By James E. Hall, Mark T. Kobata and Marty Denis
Workforce Management, November 2010, p. 11
Because of the ADA Amendments Act's more expansive definition of a 'disability,' employers should be aware that workers with cancer or other diseases that are inactive or in remission may still be considered disabled, in which case reasonable accommodations must be considered.
Sam Hoffman, a service technician for Advanced Healthcare, was diagnosed with stage 3 renal cancer and had his left kidney removed.
More than a year later, Advanced Healthcare told all of its service technicians, including Hoffman, they would have to start working 65 to 70 hours a week, instead of the previous 40 hours.
Although his cancer was in remission, Hoffman gave the company a doctor’s note limiting him to a 40-hour schedule.
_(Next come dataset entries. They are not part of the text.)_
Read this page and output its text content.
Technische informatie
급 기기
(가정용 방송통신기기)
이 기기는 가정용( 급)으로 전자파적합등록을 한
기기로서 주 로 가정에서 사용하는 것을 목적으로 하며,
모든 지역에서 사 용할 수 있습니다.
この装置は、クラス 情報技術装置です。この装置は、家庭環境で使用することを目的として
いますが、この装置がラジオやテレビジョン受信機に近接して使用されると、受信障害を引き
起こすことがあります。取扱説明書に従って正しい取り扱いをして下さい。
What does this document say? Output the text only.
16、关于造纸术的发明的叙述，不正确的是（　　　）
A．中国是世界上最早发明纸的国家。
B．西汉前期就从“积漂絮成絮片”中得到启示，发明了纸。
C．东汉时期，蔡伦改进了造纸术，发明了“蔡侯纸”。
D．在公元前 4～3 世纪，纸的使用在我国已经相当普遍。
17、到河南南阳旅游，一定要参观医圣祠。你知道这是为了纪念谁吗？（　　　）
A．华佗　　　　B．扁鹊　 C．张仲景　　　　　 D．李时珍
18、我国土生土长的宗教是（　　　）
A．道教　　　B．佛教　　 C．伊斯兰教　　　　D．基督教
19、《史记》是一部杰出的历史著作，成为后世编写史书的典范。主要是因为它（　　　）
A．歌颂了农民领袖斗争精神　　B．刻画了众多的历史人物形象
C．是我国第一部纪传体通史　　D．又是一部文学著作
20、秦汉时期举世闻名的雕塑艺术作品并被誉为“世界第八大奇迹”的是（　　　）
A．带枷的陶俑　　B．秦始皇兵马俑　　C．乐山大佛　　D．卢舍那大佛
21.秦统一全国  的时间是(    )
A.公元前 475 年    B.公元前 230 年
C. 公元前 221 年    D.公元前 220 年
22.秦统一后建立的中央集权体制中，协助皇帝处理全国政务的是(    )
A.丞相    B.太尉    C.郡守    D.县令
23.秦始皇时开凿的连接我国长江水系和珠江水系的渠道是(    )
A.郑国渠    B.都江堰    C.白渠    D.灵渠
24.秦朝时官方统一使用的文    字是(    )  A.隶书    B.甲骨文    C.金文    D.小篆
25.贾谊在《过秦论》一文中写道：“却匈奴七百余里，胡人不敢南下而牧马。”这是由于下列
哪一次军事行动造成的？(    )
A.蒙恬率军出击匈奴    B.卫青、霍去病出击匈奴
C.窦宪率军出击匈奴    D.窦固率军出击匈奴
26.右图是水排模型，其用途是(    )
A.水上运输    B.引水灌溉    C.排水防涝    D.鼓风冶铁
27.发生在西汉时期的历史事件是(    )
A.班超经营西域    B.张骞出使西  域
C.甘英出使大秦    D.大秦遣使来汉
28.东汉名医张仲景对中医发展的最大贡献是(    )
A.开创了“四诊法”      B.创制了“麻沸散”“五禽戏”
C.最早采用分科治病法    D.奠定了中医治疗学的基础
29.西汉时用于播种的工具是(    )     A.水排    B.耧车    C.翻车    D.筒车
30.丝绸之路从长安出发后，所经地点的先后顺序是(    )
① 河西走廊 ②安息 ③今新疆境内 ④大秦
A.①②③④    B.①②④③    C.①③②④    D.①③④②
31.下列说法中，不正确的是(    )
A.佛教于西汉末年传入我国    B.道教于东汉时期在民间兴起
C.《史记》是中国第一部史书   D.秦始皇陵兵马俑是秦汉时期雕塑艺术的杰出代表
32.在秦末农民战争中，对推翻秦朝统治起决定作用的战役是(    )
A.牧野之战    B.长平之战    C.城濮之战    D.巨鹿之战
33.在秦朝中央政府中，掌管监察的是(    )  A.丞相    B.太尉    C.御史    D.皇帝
Advanced Healthcare agreed to a 40-hour schedule but told him he would have to work out of the company’s Fort Wayne, Indiana, office rather than his Angola, Indiana, home. Hoffman, citing two to three hours of commute time that would be added to his day, refused and never returned to work.
Hoffman sued the company under the Americans with Disabilities Act, as amended by the Americans with Disabilities Amendments Act, claiming the company failed to accommodate his disability and fired him because he was disabled or regarded as disabled.